Here are three important questions to ask yourself as you embark on your new home purchase:
Am I in position to qualify for a mortgage? You could find the home of your dreams, but if you can’t get approved for a mortgage, that dream can be shattered. It can lead to a huge disappointment if you shop for homes before getting your financing on track. That’s why you should get prequalified before viewing even your first home.
Not only will you learn whether or not you are likely to qualify for a mortgage, but your lender can determine just how much home you are likely to afford. When you know where you stand, you can then make a strong offer with confidence. You will also avoid the frustration of shopping outside of your budget.
Do I have enough to cover closing costs? There’s a lot of focus on saving for a down payment. While that’s important, it’s not the only upfront cost you’ll have in buying a home. Closing costs and fees can often run about 3 percent or more of the contracted price.
That means if you are getting a government-backed loan requiring just a 3 percent down payment, you can plan on doubling that amount when it comes to what you will actually need to bring to the table if you want to purchase a home. There are also stipulations on where and how that money is sourced, so be sure to discuss the total anticipated costs–and how you plan to pay for them–with your lender.
Can I afford to buy a home in my preferred neighborhood?

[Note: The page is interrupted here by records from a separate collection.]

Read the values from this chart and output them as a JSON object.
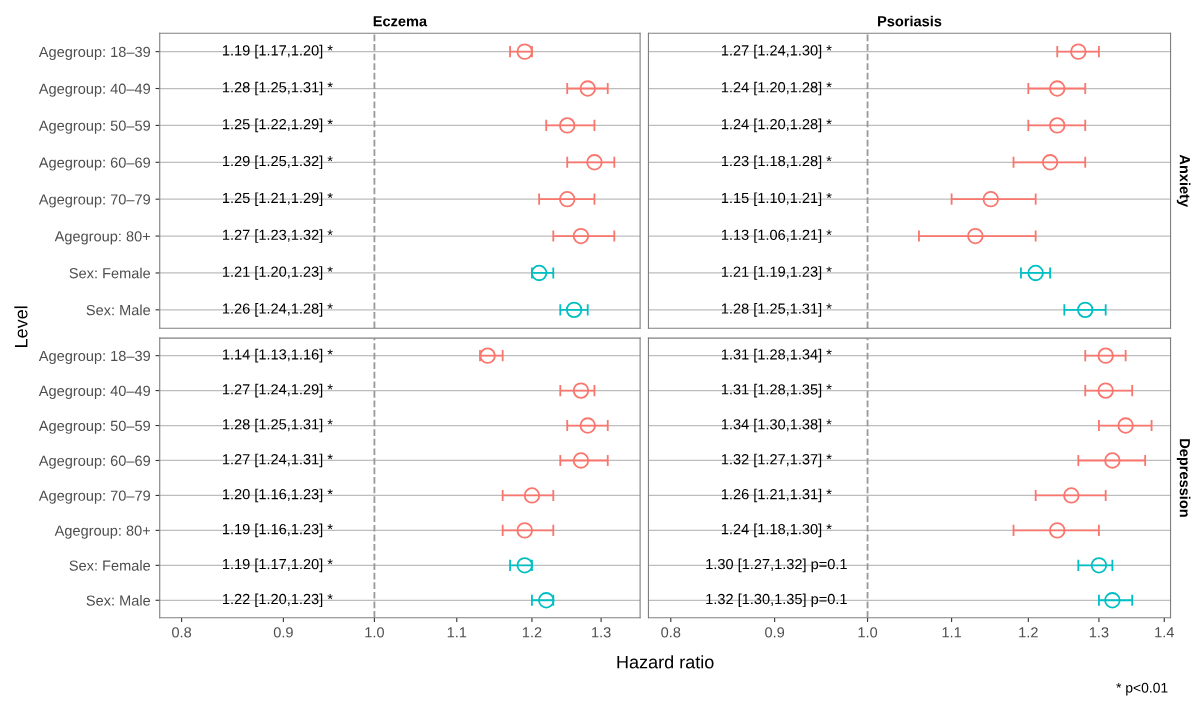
{
  "chart_data": [
    {
      "type": "scatter",
      "title": "Eczema",
      "ylabel": "Level",
      "orientation": "horizontal",
      "log": "x",
      "grid": "y",
      "marker": "circle",
      "tick_labels": "y",
      "xlim": [
        0.78,
        1.36
      ],
      "categories": [
        "Agegroup: 18–39",
        "Agegroup: 40–49",
        "Agegroup: 50–59",
        "Agegroup: 60–69",
        "Agegroup: 70–79",
        "Agegroup: 80+",
        "Sex: Female",
        "Sex: Male"
      ],
      "ref_lines": [
        {
          "axis": "x",
          "value": 1,
          "color": "#999999",
          "line_style": "dashed"
        }
      ],
      "annotations": [
        "1.19 [1.17,1.20] *",
        "1.28 [1.25,1.31] *",
        "1.25 [1.22,1.29] *",
        "1.29 [1.25,1.32] *",
        "1.25 [1.21,1.29] *",
        "1.27 [1.23,1.32] *",
        "1.21 [1.20,1.23] *",
        "1.26 [1.24,1.28] *"
      ],
      "series": [
        {
          "colors": [
            "#f8766d",
            "#f8766d",
            "#f8766d",
            "#f8766d",
            "#f8766d",
            "#f8766d",
            "#00bfc4",
            "#00bfc4"
          ],
          "values": [
            1.19,
            1.28,
            1.25,
            1.29,
            1.25,
            1.27,
            1.21,
            1.26
          ],
          "errors": [
            [
              1.17,
              1.2
            ],
            [
              1.25,
              1.31
            ],
            [
              1.22,
              1.29
            ],
            [
              1.25,
              1.32
            ],
            [
              1.21,
              1.29
            ],
            [
              1.23,
              1.32
            ],
            [
              1.2,
              1.23
            ],
            [
              1.24,
              1.28
            ]
          ]
        }
      ]
    },
    {
      "type": "scatter",
      "title": "Psoriasis",
      "y2label": "Anxiety",
      "orientation": "horizontal",
      "log": "x",
      "grid": "y",
      "marker": "circle",
      "tick_labels": false,
      "xlim": [
        0.78,
        1.41
      ],
      "categories": [
        null,
        null,
        null,
        null,
        null,
        null,
        null,
        null
      ],
      "ref_lines": [
        {
          "axis": "x",
          "value": 1,
          "color": "#999999",
          "line_style": "dashed"
        }
      ],
      "annotations": [
        "1.27 [1.24,1.30] *",
        "1.24 [1.20,1.28] *",
        "1.24 [1.20,1.28] *",
        "1.23 [1.18,1.28] *",
        "1.15 [1.10,1.21] *",
        "1.13 [1.06,1.21] *",
        "1.21 [1.19,1.23] *",
        "1.28 [1.25,1.31] *"
      ],
      "series": [
        {
          "colors": [
            "#f8766d",
            "#f8766d",
            "#f8766d",
            "#f8766d",
            "#f8766d",
            "#f8766d",
            "#00bfc4",
            "#00bfc4"
          ],
          "values": [
            1.27,
            1.24,
            1.24,
            1.23,
            1.15,
            1.13,
            1.21,
            1.28
          ],
          "errors": [
            [
              1.24,
              1.3
            ],
            [
              1.2,
              1.28
            ],
            [
              1.2,
              1.28
            ],
            [
              1.18,
              1.28
            ],
            [
              1.1,
              1.21
            ],
            [
              1.06,
              1.21
            ],
            [
              1.19,
              1.23
            ],
            [
              1.25,
              1.31
            ]
          ]
        }
      ]
    },
    {
      "type": "scatter",
      "xlabel": "Hazard ratio",
      "orientation": "horizontal",
      "log": "x",
      "grid": "y",
      "marker": "circle",
      "xlim": [
        0.78,
        1.36
      ],
      "xticks": [
        0.8,
        0.9,
        {
          "value": 1,
          "label": "1.0"
        },
        1.1,
        1.2,
        1.3
      ],
      "categories": [
        "Agegroup: 18–39",
        "Agegroup: 40–49",
        "Agegroup: 50–59",
        "Agegroup: 60–69",
        "Agegroup: 70–79",
        "Agegroup: 80+",
        "Sex: Female",
        "Sex: Male"
      ],
      "ref_lines": [
        {
          "axis": "x",
          "value": 1,
          "color": "#999999",
          "line_style": "dashed"
        }
      ],
      "annotations": [
        "1.14 [1.13,1.16] *",
        "1.27 [1.24,1.29] *",
        "1.28 [1.25,1.31] *",
        "1.27 [1.24,1.31] *",
        "1.20 [1.16,1.23] *",
        "1.19 [1.16,1.23] *",
        "1.19 [1.17,1.20] *",
        "1.22 [1.20,1.23] *"
      ],
      "series": [
        {
          "colors": [
            "#f8766d",
            "#f8766d",
            "#f8766d",
            "#f8766d",
            "#f8766d",
            "#f8766d",
            "#00bfc4",
            "#00bfc4"
          ],
          "values": [
            1.14,
            1.27,
            1.28,
            1.27,
            1.2,
            1.19,
            1.19,
            1.22
          ],
          "errors": [
            [
              1.13,
              1.16
            ],
            [
              1.24,
              1.29
            ],
            [
              1.25,
              1.31
            ],
            [
              1.24,
              1.31
            ],
            [
              1.16,
              1.23
            ],
            [
              1.16,
              1.23
            ],
            [
              1.17,
              1.2
            ],
            [
              1.2,
              1.23
            ]
          ]
        }
      ]
    },
    {
      "type": "scatter",
      "y2label": "Depression",
      "orientation": "horizontal",
      "log": "x",
      "grid": "y",
      "marker": "circle",
      "tick_labels": "x",
      "xlim": [
        0.78,
        1.41
      ],
      "xticks": [
        0.8,
        0.9,
        {
          "value": 1,
          "label": "1.0"
        },
        1.1,
        1.2,
        1.3,
        1.4
      ],
      "categories": [
        null,
        null,
        null,
        null,
        null,
        null,
        null,
        null
      ],
      "ref_lines": [
        {
          "axis": "x",
          "value": 1,
          "color": "#999999",
          "line_style": "dashed"
        }
      ],
      "annotations": [
        "1.31 [1.28,1.34] *",
        "1.31 [1.28,1.35] *",
        "1.34 [1.30,1.38] *",
        "1.32 [1.27,1.37] *",
        "1.26 [1.21,1.31] *",
        "1.24 [1.18,1.30] *",
        "1.30 [1.27,1.32] p=0.1",
        "1.32 [1.30,1.35] p=0.1",
        "* p<0.01"
      ],
      "series": [
        {
          "colors": [
            "#f8766d",
            "#f8766d",
            "#f8766d",
            "#f8766d",
            "#f8766d",
            "#f8766d",
            "#00bfc4",
            "#00bfc4"
          ],
          "values": [
            1.31,
            1.31,
            1.34,
            1.32,
            1.26,
            1.24,
            1.3,
            1.32
          ],
          "errors": [
            [
              1.28,
              1.34
            ],
            [
              1.28,
              1.35
            ],
            [
              1.3,
              1.38
            ],
            [
              1.27,
              1.37
            ],
            [
              1.21,
              1.31
            ],
            [
              1.18,
              1.3
            ],
            [
              1.27,
              1.32
            ],
            [
              1.3,
              1.35
            ]
          ]
        }
      ]
    }
  ]
}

Once you have spoken with a lender and become prequalified for your home, it’s time to draw up your list of criteria for finding just the right one. It’s very common for a buyer’s wish list to outpace their budget. Of course, the home’s price is just part of the equation. Consider whether you can afford property taxes, HOA fees, insurance and maintenance on a home in your desired area.
Taking all these additional costs into account can help you evaluate whether you can afford the type and location of the home you have in mind. If not, you may need to compromise. For example, rather than a popular neighborhood, you may need to focus on an adjacent one that is “up and coming.” You may also need to take a few items off your wish list. As your agent, I can guide you on realistic expectations for what you can afford, saving you frustration on your home search.
The bottom line
Before you dive into viewing properties, be sure you have your financial house in order. You will avoid disappointment and ensure you aren’t wasting time if you prepare for your home purchase before viewing that first home. A bit of readiness on your part will have you moving confidently toward the closing table.